Your suppliers and vendors want to make sure they get paid. If you have a credit line with them or terms, you must notify them immediately, otherwise they could cancel the credit line or terms putting you into more of a cash crunch. No supplier wants to be left holding worthless receivables. You wouldn't either. If you've been paying your suppliers late, they may begin to worry and begin making inquiries. You know the copy servicer attendant? He may comment on the poor morale he observed or the past due notices he saw near the fax machine. An employee may comment to the IT provider. Word spreads many ways. 

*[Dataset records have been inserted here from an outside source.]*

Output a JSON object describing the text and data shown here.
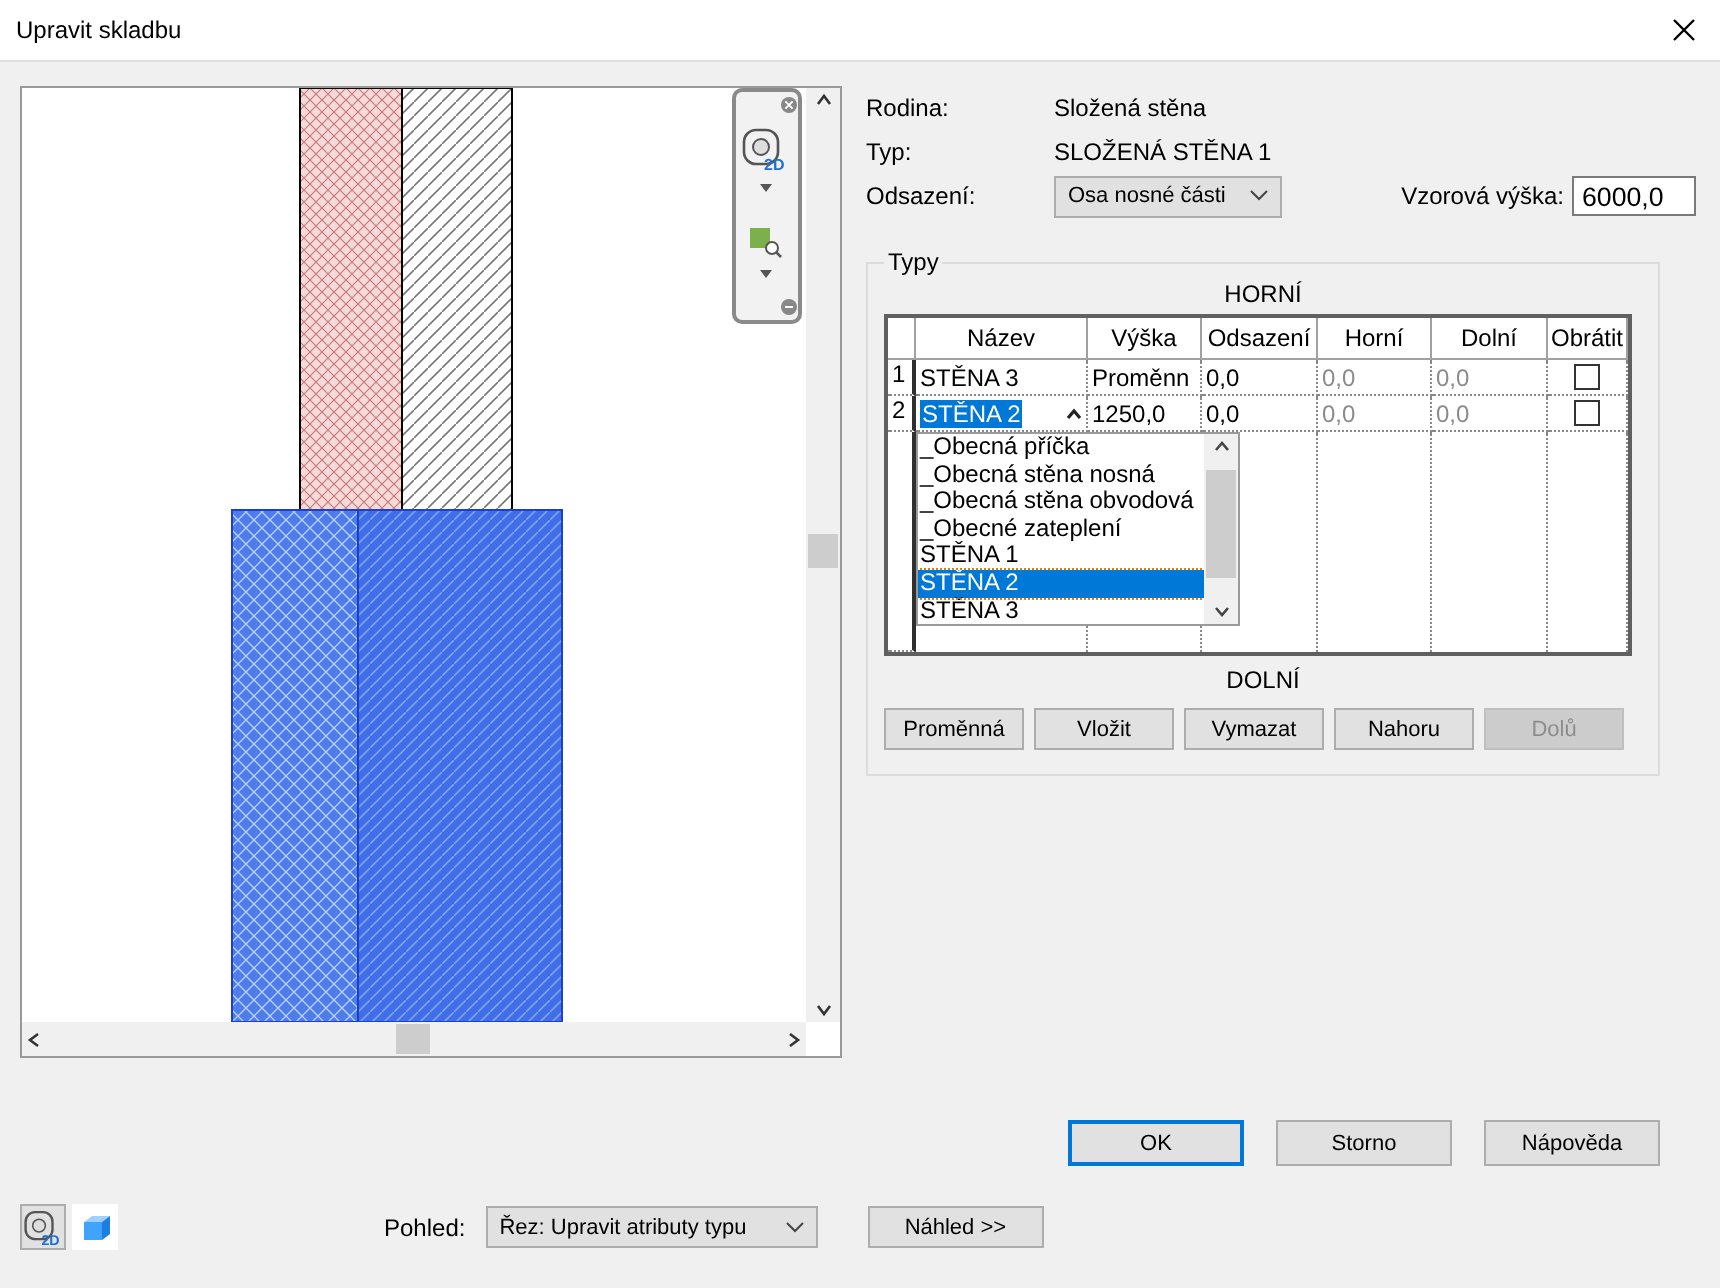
{
  "window": {
    "title": "Upravit skladbu"
  },
  "nav_bar": {
    "wheel_badge": "2D"
  },
  "properties": [
    {
      "label": "Rodina:",
      "value": "Složená stěna",
      "kind": "text"
    },
    {
      "label": "Typ:",
      "value": "SLOŽENÁ STĚNA 1",
      "kind": "text"
    },
    {
      "label": "Odsazení:",
      "value": "Osa nosné části",
      "kind": "select",
      "extra_label": "Vzorová výška:",
      "extra_value": "6000,0"
    }
  ],
  "types_group": {
    "title": "Typy",
    "top_label": "HORNÍ",
    "bottom_label": "DOLNÍ",
    "columns": [
      {
        "label": "Název",
        "dimmed": false
      },
      {
        "label": "Výška",
        "dimmed": false
      },
      {
        "label": "Odsazení",
        "dimmed": false
      },
      {
        "label": "Horní",
        "dimmed": true
      },
      {
        "label": "Dolní",
        "dimmed": true
      },
      {
        "label": "Obrátit",
        "dimmed": false
      }
    ],
    "rows": [
      {
        "number": "1",
        "cells": [
          "STĚNA 3",
          "Proměnn",
          "0,0",
          "0,0",
          "0,0"
        ],
        "flip_checked": false,
        "editing": false
      },
      {
        "number": "2",
        "cells": [
          "STĚNA 2",
          "1250,0",
          "0,0",
          "0,0",
          "0,0"
        ],
        "flip_checked": false,
        "editing": true
      }
    ],
    "dropdown": [
      {
        "label": "_Obecná příčka",
        "selected": false
      },
      {
        "label": "_Obecná stěna nosná",
        "selected": false
      },
      {
        "label": "_Obecná stěna obvodová",
        "selected": false
      },
      {
        "label": "_Obecné zateplení",
        "selected": false
      },
      {
        "label": "STĚNA 1",
        "selected": false
      },
      {
        "label": "STĚNA 2",
        "selected": true
      },
      {
        "label": "STĚNA 3",
        "selected": false
      }
    ],
    "buttons": [
      {
        "label": "Proměnná",
        "disabled": false
      },
      {
        "label": "Vložit",
        "disabled": false
      },
      {
        "label": "Vymazat",
        "disabled": false
      },
      {
        "label": "Nahoru",
        "disabled": false
      },
      {
        "label": "Dolů",
        "disabled": true
      }
    ]
  },
  "dialog_buttons": [
    {
      "label": "OK",
      "default": true
    },
    {
      "label": "Storno",
      "default": false
    },
    {
      "label": "Nápověda",
      "default": false
    }
  ],
  "footer": {
    "wheel_badge": "2D",
    "view_label": "Pohled:",
    "view_value": "Řez: Upravit atributy typu",
    "preview_button": "Náhled >>"
  }
}
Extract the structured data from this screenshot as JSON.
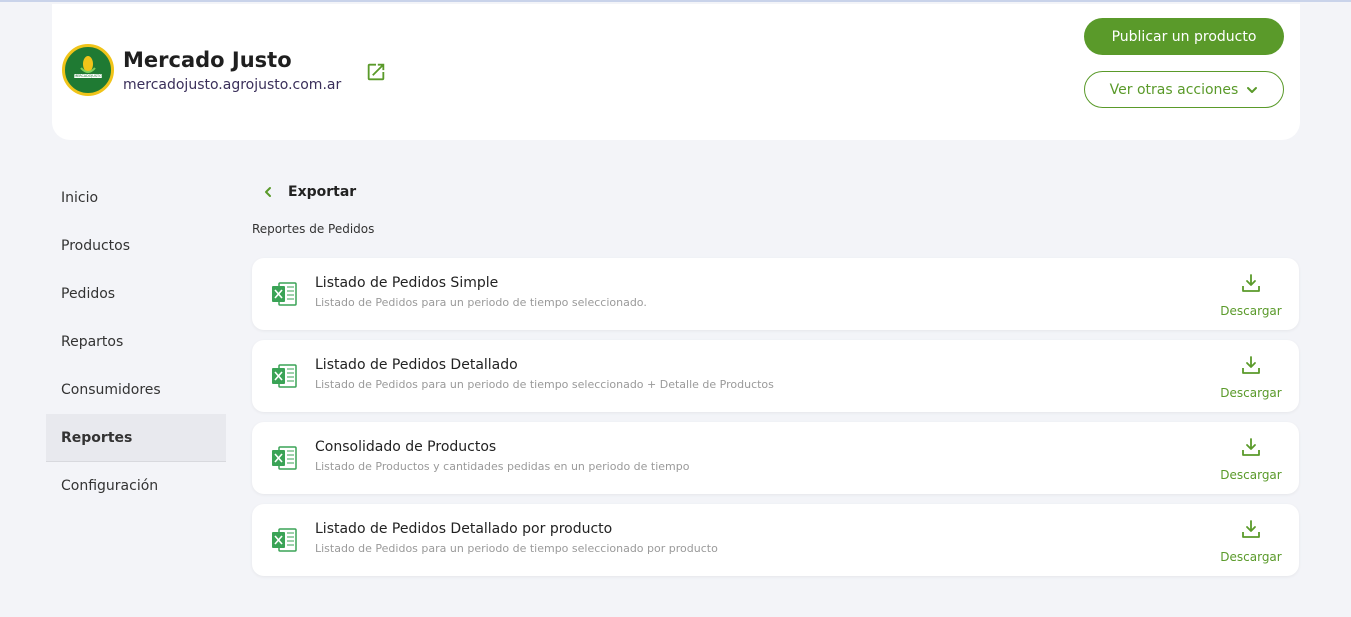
{
  "header": {
    "store_name": "Mercado Justo",
    "store_url": "mercadojusto.agrojusto.com.ar",
    "logo_text": "MERCADOJUSTO",
    "publish_label": "Publicar un producto",
    "more_actions_label": "Ver otras acciones"
  },
  "sidebar": {
    "items": [
      {
        "label": "Inicio"
      },
      {
        "label": "Productos"
      },
      {
        "label": "Pedidos"
      },
      {
        "label": "Repartos"
      },
      {
        "label": "Consumidores"
      },
      {
        "label": "Reportes",
        "active": true
      },
      {
        "label": "Configuración"
      }
    ]
  },
  "main": {
    "back_title": "Exportar",
    "section_title": "Reportes de Pedidos",
    "reports": [
      {
        "title": "Listado de Pedidos Simple",
        "description": "Listado de Pedidos para un periodo de tiempo seleccionado.",
        "action": "Descargar"
      },
      {
        "title": "Listado de Pedidos Detallado",
        "description": "Listado de Pedidos para un periodo de tiempo seleccionado + Detalle de Productos",
        "action": "Descargar"
      },
      {
        "title": "Consolidado de Productos",
        "description": "Listado de Productos y cantidades pedidas en un periodo de tiempo",
        "action": "Descargar"
      },
      {
        "title": "Listado de Pedidos Detallado por producto",
        "description": "Listado de Pedidos para un periodo de tiempo seleccionado por producto",
        "action": "Descargar"
      }
    ]
  },
  "colors": {
    "accent": "#5a9a2a",
    "background": "#f3f4f8",
    "excel_green": "#3aa356"
  },
  "icons": [
    "external-link-icon",
    "chevron-down-icon",
    "chevron-left-icon",
    "excel-file-icon",
    "download-icon"
  ]
}
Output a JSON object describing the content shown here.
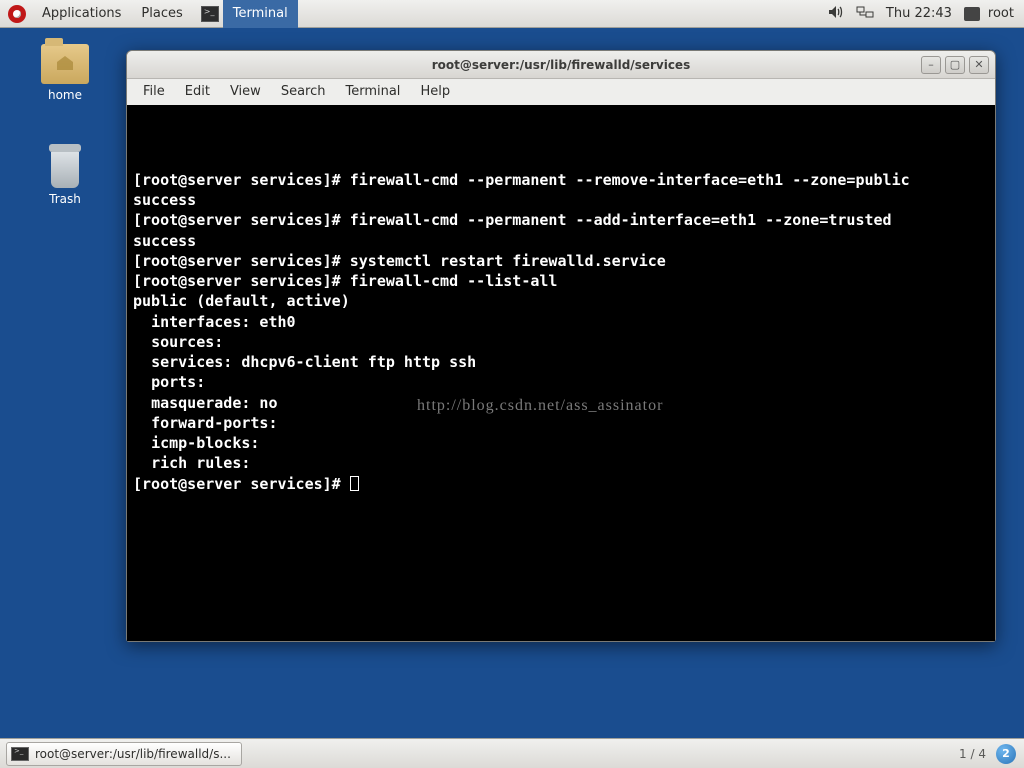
{
  "panel": {
    "applications": "Applications",
    "places": "Places",
    "active_task": "Terminal",
    "clock": "Thu 22:43",
    "user": "root"
  },
  "desktop": {
    "home_label": "home",
    "trash_label": "Trash"
  },
  "window": {
    "title": "root@server:/usr/lib/firewalld/services",
    "menu": {
      "file": "File",
      "edit": "Edit",
      "view": "View",
      "search": "Search",
      "terminal": "Terminal",
      "help": "Help"
    }
  },
  "terminal": {
    "lines": [
      "[root@server services]# firewall-cmd --permanent --remove-interface=eth1 --zone=public",
      "success",
      "[root@server services]# firewall-cmd --permanent --add-interface=eth1 --zone=trusted",
      "success",
      "[root@server services]# systemctl restart firewalld.service",
      "[root@server services]# firewall-cmd --list-all",
      "public (default, active)",
      "  interfaces: eth0",
      "  sources:",
      "  services: dhcpv6-client ftp http ssh",
      "  ports:",
      "  masquerade: no",
      "  forward-ports:",
      "  icmp-blocks:",
      "  rich rules:",
      "",
      "[root@server services]# "
    ],
    "watermark": "http://blog.csdn.net/ass_assinator"
  },
  "taskbar": {
    "task_label": "root@server:/usr/lib/firewalld/s...",
    "workspace_indicator": "1 / 4",
    "workspace_badge": "2"
  }
}
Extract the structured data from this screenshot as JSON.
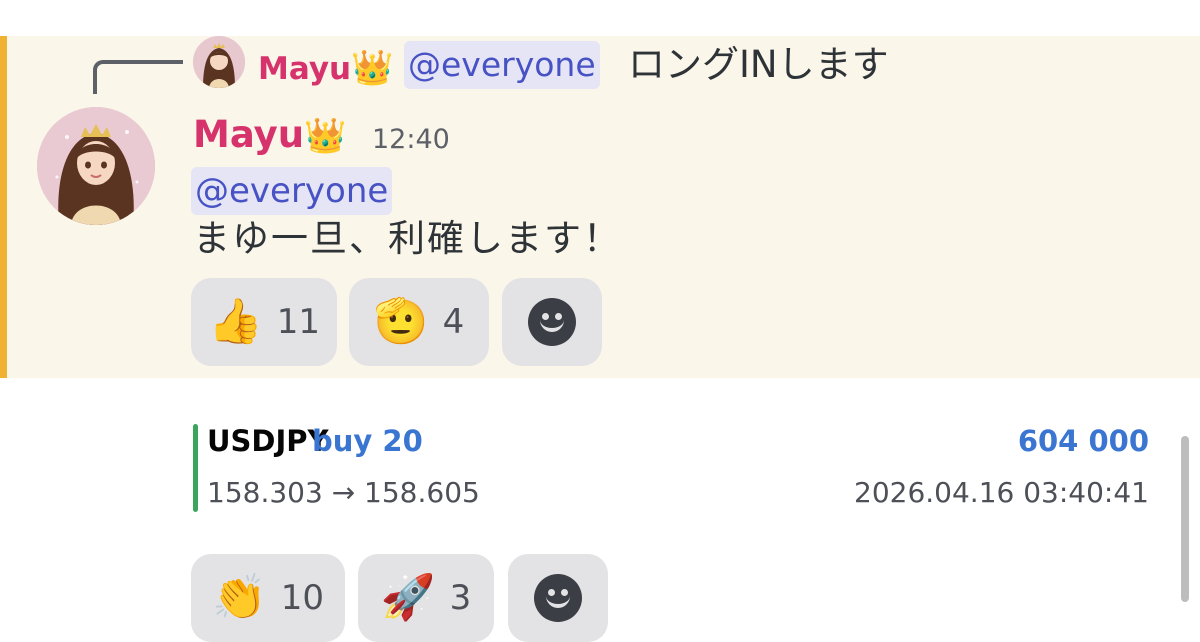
{
  "reply": {
    "name": "Mayu",
    "crown": "👑",
    "mention": "@everyone",
    "text": "ロングINします"
  },
  "message": {
    "author": "Mayu",
    "crown": "👑",
    "timestamp": "12:40",
    "mention": "@everyone",
    "text": "まゆ一旦、利確します！",
    "reactions": [
      {
        "emoji": "👍",
        "count": "11"
      },
      {
        "emoji": "🫡",
        "count": "4"
      }
    ]
  },
  "trade": {
    "symbol": "USDJPY",
    "side": "buy 20",
    "value": "604 000",
    "prices": "158.303 → 158.605",
    "datetime": "2026.04.16 03:40:41",
    "reactions": [
      {
        "emoji": "👏",
        "count": "10"
      },
      {
        "emoji": "🚀",
        "count": "3"
      }
    ]
  },
  "colors": {
    "highlight_bg": "#fbf6ea",
    "highlight_bar": "#f0b232",
    "username": "#d6336c",
    "mention_text": "#4752c4",
    "mention_bg": "#e6e5f5",
    "embed_bar": "#3ba55d",
    "accent_blue": "#3a76d1"
  },
  "icons": {
    "add_reaction": "smiley-icon",
    "reply_connector": "reply-spine-icon"
  }
}
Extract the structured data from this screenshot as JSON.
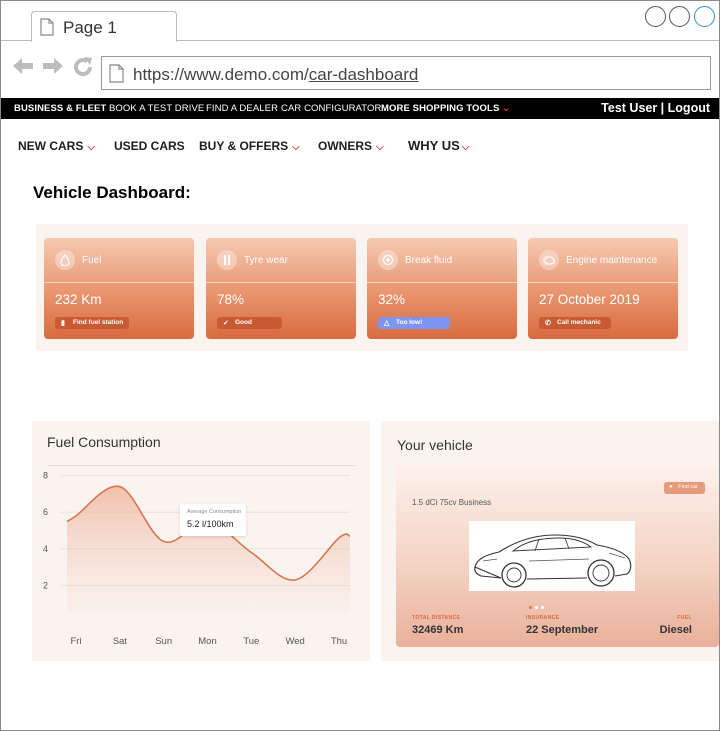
{
  "browser": {
    "tab_title": "Page 1",
    "url_base": "https://www.demo.com/",
    "url_path": "car-dashboard"
  },
  "topbar": {
    "items": [
      "BUSINESS & FLEET",
      "BOOK A TEST DRIVE",
      "FIND A DEALER",
      "CAR CONFIGURATOR",
      "MORE SHOPPING TOOLS"
    ],
    "user": "Test User | Logout"
  },
  "nav": {
    "items": [
      "NEW CARS",
      "USED CARS",
      "BUY & OFFERS",
      "OWNERS",
      "WHY US"
    ]
  },
  "page": {
    "title": "Vehicle Dashboard:"
  },
  "cards": [
    {
      "label": "Fuel",
      "value": "232 Km",
      "badge": "Find fuel station",
      "icon": "fuel-drop-icon"
    },
    {
      "label": "Tyre wear",
      "value": "78%",
      "badge": "Good",
      "icon": "tyre-icon"
    },
    {
      "label": "Break fluid",
      "value": "32%",
      "badge": "Too low!",
      "icon": "brake-disc-icon"
    },
    {
      "label": "Engine maintenance",
      "value": "27 October 2019",
      "badge": "Call mechanic",
      "icon": "engine-icon"
    }
  ],
  "fuel": {
    "title": "Fuel Consumption",
    "tooltip_label": "Average Consumption",
    "tooltip_value": "5.2 l/100km"
  },
  "chart_data": {
    "type": "area",
    "title": "Fuel Consumption",
    "categories": [
      "Fri",
      "Sat",
      "Sun",
      "Mon",
      "Tue",
      "Wed",
      "Thu"
    ],
    "y_ticks": [
      2,
      4,
      6,
      8
    ],
    "ylim": [
      0,
      9
    ],
    "series": [
      {
        "values": [
          5.8,
          7.4,
          4.4,
          5.5,
          3.8,
          2.3,
          4.6
        ]
      }
    ],
    "highlight": {
      "category": "Mon",
      "value": 5.5
    },
    "grid": true,
    "colors": {
      "line": "#d9774f",
      "fill": "#eeb097"
    }
  },
  "vehicle": {
    "title": "Your vehicle",
    "model": "1.5 dCi 75cv Business",
    "pill": "Find car",
    "stats": [
      {
        "label": "TOTAL DISTANCE",
        "value": "32469 Km"
      },
      {
        "label": "INSURANCE",
        "value": "22 September"
      },
      {
        "label": "FUEL",
        "value": "Diesel"
      }
    ]
  }
}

Unlike the others where a face-to-face meeting is important, in most cases a well-written letter delineating the problems and the actions your company is taking to address them is the best way to communicate with vendors. Address the letter to the primary decision maker and the person you interact with the most (if these are two different people). If you speak to the vendor regularly or if they are your largest vendor or supplier, then meet with them after sending the letter. 

You're not soliciting suppliers for input on resolving your issues. You want to negotiate with them to keep the best terms possible as you go through this period of uncertainty. When the suppliers call, as they definitely will, speak with them and reassure them. Promise only what you can adhere to. This is how you maintain you and your company's credibility and your relationships.

Step 9: Cut all that is non-essential.
The operational business plan is very important in that the process of writing it will enable you to determine what is essential in maintaining your business as a going enterprise and what is not. You must cut but you do NOT want to cut indiscriminately. You want to return the company to good financial and operational health and maintain that which will strategically position your company for growth once your business recovers. You must maintain some marketing, sales, and customer service. Look at what is crucial to maintaining your company's competitive advantage. Everything else you may be able to reduce or outsource. 

Take a hard look at every line item in SG&A (sales, general, administrative expenses). What can you cut and how? Can you outsource some of your sales and marketing to an external entity? Do you need five customer service reps or can you streamline procedures and make do with two? Do you need all ten service technicians or is it best to keep the five high perfoming ones? 

If you must layoff employees, this is where you make that determination. Then you must take swift action. When people are uncertain about their job security, employee morale plummets. Your business will plummet in tandem. 

Step 10: Communicate, communicate, communicate.
Continue to communicate with all the stakeholder, but especially with employees. Keep the lines of communication open. Send out emails or schedule brief meetings more frequently. Let them see that you are hopeful or optimistic and committed to making the changes needed to restore the company to financial health. Keep everyone abreast of the changes that are occurring, as they are implemented. Sometimes it takes several months to begin to see a significant positive, so little victories can help maintain morale, support, and focus.

As the owner and/or CEO, you may or may not be the one to successfully lead the turnaround of your business and the restoration to financial health. However, even if you step aside and allow others to lead the turnaround, you are the one who must make the decision and hire the external entity(ies), consultants, etc. Sometimes it is hard for owners to see the issues. Other times it is hard to confront and resolve the issues. No matter whether you, as the owner, follow these steps alone or solicit outside help, you are responsible for the company's return to success...or demise. Part of being a good leader is knowing what you are good at and what you are not, and enlisting others to assist. As the owner, the company is your baby. Follow these steps (with or without assistance) and your company can return to good cash flow and profitability...or exit the industry with dignity.